- Theatrical Film Poster
- Directed by: Edwin L. Marin
- Written by: Wilson Collison Mary C. McCall Jr.
- Produced by: J. Walter Ruben
- Starring: Ann Sothern George Murphy Robert Sterling
- Cinematography: Charles Lawton Jr.
- Edited by: Fredrick Y. Smith
- Music by: David Snell
- Production company: Metro-Goldwyn-Mayer
- Distributed by: Loew's Inc.
- Release date: August 1, 1941;
- Running time: 95 minutes
- Country: United States
- Language: English

= Ringside Maisie =

1941 film by Edwin L. Marin

Ringside Maisie is a 1941 American sports comedy film directed by Edwin L. Marin and starring Ann Sothern, Robert Sterling and George Murphy. It is the fifth of ten pictures in the Maisie series. This was Sothern and future husband Sterling's only film together.

==Plot==
While on her way to a dancing job at a resort, Maisie Ravier is thrown off the train for not having enough money to pay the fare.
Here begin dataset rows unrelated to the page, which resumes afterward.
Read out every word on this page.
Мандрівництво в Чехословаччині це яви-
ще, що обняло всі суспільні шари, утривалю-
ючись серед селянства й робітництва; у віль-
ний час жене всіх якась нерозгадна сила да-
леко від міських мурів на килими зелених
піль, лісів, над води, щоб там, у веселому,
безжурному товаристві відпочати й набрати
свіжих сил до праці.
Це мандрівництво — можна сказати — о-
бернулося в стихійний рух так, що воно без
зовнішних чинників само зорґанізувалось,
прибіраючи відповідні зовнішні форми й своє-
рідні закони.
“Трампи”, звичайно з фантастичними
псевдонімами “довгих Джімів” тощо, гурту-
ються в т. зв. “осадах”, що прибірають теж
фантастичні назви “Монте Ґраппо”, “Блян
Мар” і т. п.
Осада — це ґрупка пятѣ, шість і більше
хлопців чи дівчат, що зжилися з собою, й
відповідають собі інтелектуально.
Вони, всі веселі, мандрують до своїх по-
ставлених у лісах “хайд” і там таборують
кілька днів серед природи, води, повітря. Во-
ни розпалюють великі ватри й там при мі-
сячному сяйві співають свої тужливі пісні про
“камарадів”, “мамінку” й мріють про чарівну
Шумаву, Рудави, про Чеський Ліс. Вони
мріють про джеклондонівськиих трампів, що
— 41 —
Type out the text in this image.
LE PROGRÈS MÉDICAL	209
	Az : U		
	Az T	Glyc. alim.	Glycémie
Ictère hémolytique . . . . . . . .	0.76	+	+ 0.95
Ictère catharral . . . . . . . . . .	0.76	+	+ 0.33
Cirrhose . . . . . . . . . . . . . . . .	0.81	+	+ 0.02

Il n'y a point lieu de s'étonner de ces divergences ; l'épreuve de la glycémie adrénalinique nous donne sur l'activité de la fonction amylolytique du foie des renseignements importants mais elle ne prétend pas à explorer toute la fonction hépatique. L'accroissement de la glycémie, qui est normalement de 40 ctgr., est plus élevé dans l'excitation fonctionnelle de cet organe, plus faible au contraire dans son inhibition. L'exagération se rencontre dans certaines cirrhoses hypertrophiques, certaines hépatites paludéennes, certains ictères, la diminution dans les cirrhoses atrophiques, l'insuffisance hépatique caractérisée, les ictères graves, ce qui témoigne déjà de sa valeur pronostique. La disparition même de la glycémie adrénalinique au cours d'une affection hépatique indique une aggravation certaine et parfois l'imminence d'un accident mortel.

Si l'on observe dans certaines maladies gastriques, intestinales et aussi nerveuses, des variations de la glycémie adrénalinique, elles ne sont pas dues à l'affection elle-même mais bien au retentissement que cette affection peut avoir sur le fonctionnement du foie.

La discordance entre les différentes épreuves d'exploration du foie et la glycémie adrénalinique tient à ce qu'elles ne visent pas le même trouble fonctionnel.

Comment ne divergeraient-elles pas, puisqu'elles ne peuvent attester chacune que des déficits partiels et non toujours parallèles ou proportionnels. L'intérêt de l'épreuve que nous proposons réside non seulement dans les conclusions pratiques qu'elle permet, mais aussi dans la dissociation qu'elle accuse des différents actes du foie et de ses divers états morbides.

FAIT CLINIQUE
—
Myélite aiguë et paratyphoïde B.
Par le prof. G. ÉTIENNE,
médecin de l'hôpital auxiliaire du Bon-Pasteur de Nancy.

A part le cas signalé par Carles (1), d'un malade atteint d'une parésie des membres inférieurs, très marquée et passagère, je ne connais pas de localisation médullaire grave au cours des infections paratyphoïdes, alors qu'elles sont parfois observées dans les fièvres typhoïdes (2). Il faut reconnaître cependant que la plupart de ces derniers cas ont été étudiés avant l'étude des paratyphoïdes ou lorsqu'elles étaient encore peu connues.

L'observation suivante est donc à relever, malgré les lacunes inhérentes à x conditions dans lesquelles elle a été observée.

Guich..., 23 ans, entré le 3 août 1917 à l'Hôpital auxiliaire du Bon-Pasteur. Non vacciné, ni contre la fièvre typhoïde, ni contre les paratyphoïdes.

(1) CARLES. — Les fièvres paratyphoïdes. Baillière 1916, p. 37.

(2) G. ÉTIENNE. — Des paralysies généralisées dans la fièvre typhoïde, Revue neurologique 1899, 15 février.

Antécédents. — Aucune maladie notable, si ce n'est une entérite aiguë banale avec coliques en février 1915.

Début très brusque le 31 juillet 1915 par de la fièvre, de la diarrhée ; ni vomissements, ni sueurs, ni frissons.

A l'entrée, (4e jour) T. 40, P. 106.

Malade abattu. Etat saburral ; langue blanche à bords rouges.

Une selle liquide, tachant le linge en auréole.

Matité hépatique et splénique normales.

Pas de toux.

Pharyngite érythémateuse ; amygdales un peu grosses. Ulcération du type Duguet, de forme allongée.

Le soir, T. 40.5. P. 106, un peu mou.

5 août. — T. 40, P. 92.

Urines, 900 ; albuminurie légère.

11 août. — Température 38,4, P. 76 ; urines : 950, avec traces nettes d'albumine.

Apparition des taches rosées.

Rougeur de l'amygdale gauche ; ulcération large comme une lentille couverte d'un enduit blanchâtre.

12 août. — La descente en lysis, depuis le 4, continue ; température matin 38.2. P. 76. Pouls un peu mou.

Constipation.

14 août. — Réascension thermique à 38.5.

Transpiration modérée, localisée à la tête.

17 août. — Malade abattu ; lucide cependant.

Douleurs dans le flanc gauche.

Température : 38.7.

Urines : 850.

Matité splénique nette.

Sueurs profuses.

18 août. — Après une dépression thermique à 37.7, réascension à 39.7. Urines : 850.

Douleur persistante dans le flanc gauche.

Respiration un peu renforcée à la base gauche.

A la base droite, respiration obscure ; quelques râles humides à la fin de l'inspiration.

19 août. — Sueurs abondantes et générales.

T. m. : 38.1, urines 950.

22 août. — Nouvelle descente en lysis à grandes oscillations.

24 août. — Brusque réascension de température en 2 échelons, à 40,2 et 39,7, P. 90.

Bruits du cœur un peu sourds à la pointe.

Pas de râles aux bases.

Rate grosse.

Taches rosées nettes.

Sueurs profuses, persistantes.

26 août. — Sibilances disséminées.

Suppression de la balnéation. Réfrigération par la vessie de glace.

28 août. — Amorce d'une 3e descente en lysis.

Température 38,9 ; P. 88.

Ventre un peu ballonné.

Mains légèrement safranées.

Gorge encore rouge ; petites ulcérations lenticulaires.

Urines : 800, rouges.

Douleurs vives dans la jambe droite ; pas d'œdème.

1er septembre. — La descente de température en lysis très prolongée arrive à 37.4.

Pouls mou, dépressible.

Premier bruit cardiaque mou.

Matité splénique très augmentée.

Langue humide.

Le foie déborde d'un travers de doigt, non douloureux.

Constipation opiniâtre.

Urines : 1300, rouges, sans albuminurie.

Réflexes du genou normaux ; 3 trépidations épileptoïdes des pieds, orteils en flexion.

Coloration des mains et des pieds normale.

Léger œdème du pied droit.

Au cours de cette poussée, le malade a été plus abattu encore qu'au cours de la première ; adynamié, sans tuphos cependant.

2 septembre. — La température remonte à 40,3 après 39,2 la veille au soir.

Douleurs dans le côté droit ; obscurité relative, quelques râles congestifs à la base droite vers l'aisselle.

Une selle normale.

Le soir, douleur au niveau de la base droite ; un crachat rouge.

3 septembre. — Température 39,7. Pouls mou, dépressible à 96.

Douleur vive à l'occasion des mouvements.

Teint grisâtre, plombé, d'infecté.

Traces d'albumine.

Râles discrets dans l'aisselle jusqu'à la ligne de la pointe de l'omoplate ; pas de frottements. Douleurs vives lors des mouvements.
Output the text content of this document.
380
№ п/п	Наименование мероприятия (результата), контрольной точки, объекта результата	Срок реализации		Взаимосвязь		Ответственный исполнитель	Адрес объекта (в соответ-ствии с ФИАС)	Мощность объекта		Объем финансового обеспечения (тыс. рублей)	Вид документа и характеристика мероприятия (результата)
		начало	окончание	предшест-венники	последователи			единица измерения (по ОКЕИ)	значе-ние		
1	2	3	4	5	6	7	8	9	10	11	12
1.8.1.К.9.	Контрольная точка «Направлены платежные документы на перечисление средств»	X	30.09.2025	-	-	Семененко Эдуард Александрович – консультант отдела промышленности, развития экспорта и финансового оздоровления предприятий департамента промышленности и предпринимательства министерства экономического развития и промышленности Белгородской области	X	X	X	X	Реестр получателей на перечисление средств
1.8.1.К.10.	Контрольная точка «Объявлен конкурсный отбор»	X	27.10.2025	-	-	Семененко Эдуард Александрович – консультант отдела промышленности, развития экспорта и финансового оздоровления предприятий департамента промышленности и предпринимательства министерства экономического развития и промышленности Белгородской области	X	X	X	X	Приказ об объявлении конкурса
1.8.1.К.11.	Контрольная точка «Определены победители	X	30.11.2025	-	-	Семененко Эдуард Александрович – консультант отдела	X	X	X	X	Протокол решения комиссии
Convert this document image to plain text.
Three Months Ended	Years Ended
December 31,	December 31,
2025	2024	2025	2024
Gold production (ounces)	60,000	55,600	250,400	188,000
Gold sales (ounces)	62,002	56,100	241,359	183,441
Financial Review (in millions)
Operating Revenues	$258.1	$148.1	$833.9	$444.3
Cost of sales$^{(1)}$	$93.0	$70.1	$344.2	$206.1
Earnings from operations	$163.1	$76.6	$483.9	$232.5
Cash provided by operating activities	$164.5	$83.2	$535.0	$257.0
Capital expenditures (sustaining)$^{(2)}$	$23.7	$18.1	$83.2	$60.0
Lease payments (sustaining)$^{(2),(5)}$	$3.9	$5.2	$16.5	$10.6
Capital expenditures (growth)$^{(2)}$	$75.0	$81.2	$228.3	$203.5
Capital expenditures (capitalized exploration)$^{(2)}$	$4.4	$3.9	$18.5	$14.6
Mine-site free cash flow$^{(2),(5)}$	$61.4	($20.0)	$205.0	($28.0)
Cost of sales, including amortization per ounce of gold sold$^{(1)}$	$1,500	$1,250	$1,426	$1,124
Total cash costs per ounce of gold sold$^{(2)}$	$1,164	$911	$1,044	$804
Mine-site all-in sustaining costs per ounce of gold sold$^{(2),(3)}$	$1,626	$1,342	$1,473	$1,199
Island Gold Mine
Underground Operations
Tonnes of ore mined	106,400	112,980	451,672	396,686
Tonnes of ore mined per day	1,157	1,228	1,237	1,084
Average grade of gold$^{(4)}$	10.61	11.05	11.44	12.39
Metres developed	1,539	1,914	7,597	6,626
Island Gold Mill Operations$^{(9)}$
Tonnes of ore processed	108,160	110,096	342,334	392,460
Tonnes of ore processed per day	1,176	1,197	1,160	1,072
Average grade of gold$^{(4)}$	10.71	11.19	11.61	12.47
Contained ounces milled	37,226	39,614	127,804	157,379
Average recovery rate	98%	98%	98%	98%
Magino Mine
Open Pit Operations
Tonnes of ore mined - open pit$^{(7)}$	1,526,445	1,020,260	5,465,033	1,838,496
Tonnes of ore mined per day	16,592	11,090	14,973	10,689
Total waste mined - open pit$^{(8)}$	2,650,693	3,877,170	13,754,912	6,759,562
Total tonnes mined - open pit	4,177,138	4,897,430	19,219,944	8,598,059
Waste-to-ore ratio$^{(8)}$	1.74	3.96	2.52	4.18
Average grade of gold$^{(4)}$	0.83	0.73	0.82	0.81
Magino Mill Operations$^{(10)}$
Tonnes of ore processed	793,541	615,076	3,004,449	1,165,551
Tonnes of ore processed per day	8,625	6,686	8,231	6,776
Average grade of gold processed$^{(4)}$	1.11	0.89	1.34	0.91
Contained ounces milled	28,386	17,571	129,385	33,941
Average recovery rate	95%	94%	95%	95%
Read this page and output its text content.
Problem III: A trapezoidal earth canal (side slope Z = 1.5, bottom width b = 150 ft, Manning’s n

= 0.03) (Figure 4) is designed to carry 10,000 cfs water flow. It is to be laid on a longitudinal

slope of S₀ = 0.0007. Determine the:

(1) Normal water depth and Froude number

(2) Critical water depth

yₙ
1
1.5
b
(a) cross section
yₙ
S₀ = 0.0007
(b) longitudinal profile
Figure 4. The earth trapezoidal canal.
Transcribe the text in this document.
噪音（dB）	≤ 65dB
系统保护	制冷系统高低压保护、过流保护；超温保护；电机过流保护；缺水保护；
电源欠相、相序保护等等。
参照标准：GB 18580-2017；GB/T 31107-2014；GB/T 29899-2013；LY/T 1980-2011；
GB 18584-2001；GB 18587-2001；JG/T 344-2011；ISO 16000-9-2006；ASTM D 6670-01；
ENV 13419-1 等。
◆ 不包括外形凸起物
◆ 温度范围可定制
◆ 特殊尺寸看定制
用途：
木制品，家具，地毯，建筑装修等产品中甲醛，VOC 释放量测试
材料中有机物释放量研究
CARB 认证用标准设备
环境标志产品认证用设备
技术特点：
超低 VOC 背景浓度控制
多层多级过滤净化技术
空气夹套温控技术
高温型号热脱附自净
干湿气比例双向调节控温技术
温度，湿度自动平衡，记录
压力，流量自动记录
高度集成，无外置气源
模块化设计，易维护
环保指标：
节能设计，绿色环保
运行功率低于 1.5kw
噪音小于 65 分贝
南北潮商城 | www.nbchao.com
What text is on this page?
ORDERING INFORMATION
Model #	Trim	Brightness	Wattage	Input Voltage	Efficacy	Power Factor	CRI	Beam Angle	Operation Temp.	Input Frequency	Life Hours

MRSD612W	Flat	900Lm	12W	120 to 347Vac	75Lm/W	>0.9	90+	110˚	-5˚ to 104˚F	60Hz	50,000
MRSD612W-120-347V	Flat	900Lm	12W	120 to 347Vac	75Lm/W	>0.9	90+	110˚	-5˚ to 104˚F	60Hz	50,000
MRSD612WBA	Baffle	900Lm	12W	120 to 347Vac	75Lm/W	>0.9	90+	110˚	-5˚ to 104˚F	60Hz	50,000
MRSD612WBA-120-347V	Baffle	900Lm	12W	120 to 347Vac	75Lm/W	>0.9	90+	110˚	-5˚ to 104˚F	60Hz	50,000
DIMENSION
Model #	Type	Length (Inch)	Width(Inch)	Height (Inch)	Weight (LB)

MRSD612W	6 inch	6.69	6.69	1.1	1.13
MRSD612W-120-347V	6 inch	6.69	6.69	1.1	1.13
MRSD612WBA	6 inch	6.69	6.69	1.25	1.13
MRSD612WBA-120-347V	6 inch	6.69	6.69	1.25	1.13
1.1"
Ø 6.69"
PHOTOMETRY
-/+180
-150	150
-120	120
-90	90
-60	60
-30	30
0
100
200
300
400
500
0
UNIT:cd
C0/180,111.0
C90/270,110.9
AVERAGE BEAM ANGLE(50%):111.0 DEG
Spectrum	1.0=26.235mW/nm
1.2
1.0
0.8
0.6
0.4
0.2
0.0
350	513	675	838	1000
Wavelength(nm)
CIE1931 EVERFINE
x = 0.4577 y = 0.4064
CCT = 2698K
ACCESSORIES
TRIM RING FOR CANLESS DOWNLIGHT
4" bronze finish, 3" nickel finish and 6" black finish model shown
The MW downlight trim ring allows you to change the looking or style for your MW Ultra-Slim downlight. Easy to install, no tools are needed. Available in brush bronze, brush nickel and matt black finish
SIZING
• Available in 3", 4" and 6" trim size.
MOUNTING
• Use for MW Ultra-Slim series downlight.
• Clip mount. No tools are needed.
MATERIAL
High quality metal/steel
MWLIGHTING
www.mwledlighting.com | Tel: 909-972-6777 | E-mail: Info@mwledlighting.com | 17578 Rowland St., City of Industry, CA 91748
She is given a ride to the resort by up-and-coming boxer Terry Dolan. Dolan's suspicious manager, "Skeets" Maguire, offends Maisie by telling her that he does not want her "sort" around his protege, despite Terry already having a girlfriend. As Skeets gets to know Maisie better, he realizes his mistake, and he and Maisie fall in love.

When Maisie rejects the romantic advances of Ricky Du Prez, her employer and dancing partner, she is fired. Terry asks her to be the companion to his mother, a wheelchair user. When she accepts the job, Terry asks her to hide his profession from Mrs. Dolan, who believes he is a razor blade salesman. Maisie disapproves of lying, but agrees.

Terry confides a secret to Maisie: he hates and fears boxing, and would rather run a grocery store just like his late father did. Since he will have enough money to buy a store after the next fight, Maisie encourages him to tell Skeets. Skeets surprises Maisie by telling Terry that he has an ironclad contract, and insisting that Terry will take on the champion after the next bout. Maisie ends her relationship with Skeets.

Discouraged, Terry fights poorly and is knocked out in the sixth round. He receives a concussion, and when he comes round he is blind. Maisie brings Mrs. Dolan to the hospital. Dolan tells his mother that there are only three specialists in the whole country who are qualified to repair the damage, but it will take all of his savings. Mrs. Dolan is concerned only about his welfare, and is not concerned about his violent profession. The operation is a success. When Maisie discovers that Skeets flew to Boston personally to fetch the specialist, they reconcile.

==Cast==
- Ann Sothern as Maisie Ravier
- George Murphy as Francis X. "Skeets" / "Skeeter" Maguire
- Robert Sterling as Terry Dolan, aka Young O'Hara
- Virginia O'Brien as Virginia O'Brien, singer
- Natalie Thompson as Cecelia "Cissy" Reardon
- Margaret Moffatt as Mrs. Dolan
- Maxie Rosenbloom as Chotsie
- Jack La Rue as Ricky Du Prez
- Rags Ragland as Vic
- Oscar O'Shea as Train Conductor
- John Indrisano as Peaches
- Roy Lester as Jitterbug Dancer
- Eddie Simms as Jackie-Boy Duffy
- Jonathan Hale as Dr. Kramer
- Purnell Pratt as Dr. Stanley Taylor
- Larry Steers as Reporter (uncredited)

==See also==
- List of boxing films

==Bibliography==
- Fetrow, Alan G. Feature Films, 1940-1949: a United States Filmography. McFarland, 1994.